Selain menuntut agar Ismail Marzuki diberi penghargaan gelar Pahlawan Nasional, menjelang Hari Pahlawan Nasional 10 Nopember 2004, LKB juga menuntut agar Jalan Parapatan antara jembatan Kwitang sampai tugu Betawi, dikiri kanannya diberi nama Jl Ismail Marzuki juga. Mereka
mengusulkan pula agar di ujung taman Jl Kwitang Raya dekat Toko Buku Gunung Agung didirikan patung komponis besar ini. Sejauh ini Gubernur Sutiyoso mendukung usulan ini. Tapi, hingga kini belum mendapat respon dari Departemen Sosial sebagai lembaga yang berwenang. Dukungan yang
sama juga dikemukakan sejumlah seniman, budayawan dan tokoh masyarakat. Termasuk Yusuf Ronodipuro, mantan dubes RI di Argentina dan Sekjen Deppen.

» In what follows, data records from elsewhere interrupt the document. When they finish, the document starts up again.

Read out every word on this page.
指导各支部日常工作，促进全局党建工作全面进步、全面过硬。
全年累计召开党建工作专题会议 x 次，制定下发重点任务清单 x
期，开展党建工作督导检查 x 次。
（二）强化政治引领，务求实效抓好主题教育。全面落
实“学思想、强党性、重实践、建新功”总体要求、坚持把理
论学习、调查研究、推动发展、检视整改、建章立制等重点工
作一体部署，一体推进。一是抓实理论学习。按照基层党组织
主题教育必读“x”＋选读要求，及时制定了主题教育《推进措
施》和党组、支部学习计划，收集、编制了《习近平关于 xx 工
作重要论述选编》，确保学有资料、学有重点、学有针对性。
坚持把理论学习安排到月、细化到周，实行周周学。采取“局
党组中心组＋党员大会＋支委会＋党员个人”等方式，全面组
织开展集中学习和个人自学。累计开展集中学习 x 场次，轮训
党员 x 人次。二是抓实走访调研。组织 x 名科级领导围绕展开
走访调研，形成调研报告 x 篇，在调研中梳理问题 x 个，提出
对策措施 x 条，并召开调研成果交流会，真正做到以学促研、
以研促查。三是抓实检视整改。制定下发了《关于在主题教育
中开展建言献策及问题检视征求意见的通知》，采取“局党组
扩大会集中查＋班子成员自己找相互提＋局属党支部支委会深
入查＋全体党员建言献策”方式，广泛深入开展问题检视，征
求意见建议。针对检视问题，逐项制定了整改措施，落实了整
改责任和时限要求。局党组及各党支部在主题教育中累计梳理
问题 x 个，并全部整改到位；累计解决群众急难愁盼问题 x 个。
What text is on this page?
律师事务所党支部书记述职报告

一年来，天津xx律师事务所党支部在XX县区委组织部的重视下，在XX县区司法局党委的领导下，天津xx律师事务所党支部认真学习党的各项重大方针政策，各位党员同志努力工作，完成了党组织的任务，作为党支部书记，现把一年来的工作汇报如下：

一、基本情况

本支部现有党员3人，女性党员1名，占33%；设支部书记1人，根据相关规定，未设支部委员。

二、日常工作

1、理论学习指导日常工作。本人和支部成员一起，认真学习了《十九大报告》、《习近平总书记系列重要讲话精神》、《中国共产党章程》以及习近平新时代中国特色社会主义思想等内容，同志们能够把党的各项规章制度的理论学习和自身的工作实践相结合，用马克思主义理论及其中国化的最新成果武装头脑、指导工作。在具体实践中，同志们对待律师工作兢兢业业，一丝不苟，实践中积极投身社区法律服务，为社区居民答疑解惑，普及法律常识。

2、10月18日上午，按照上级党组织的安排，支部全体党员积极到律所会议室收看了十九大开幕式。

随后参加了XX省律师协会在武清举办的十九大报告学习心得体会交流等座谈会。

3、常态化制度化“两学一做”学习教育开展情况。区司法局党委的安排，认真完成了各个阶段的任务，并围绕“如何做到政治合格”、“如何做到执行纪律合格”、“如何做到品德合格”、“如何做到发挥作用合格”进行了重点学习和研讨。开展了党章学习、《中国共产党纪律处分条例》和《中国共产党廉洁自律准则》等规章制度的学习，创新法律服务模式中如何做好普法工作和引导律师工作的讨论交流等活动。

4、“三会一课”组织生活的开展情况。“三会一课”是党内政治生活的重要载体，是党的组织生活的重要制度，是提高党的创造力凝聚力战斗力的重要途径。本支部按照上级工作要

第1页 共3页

Yusuf Ronodipuro yang kini berusia diatas 80 tahun ini mengaku mengenal Ismail Marzuki sejak 1943 pada masa pendudukan Jepang. "Saya dan Ismail semakin akrab waktu pindah ke radio militer Jepang di Merdeka Barat yang bernama Hozo Kyeku," kata mantan Kepala RRI Pusat itu. Lagu Halo-Halo Bandung yang menurut Yusuf merupakan gubahan Ismail Marzuki ini telah menggetarkan semangat juang para pemuda saat mendengar bait ajakan Mari Bung rebut kembali. Lagu ini menjadi abadi hingga kini. "Berbeda dengan lagu-lagu sekarang yang merengek-rengek terus nggak ada isinya. Waktu itu, hasil karya Ismail Marzuki sangat kita butuhkan untuk dapat mengisi semangat perjuangan," ujarnya. Menurut Yusuf, pada 1946 ia bersama Ismail Marzuki naik kereta api ke Yogyakarta. Ketika tiba di stasiun Yogya pada senja hari melalui jendela KA, Ismail menyaksikan pemandangan yang mengharukan. Ia pun mengabadikan pemandangan itu, dan jadilah lagu berjudul Sepasang Mata Bola.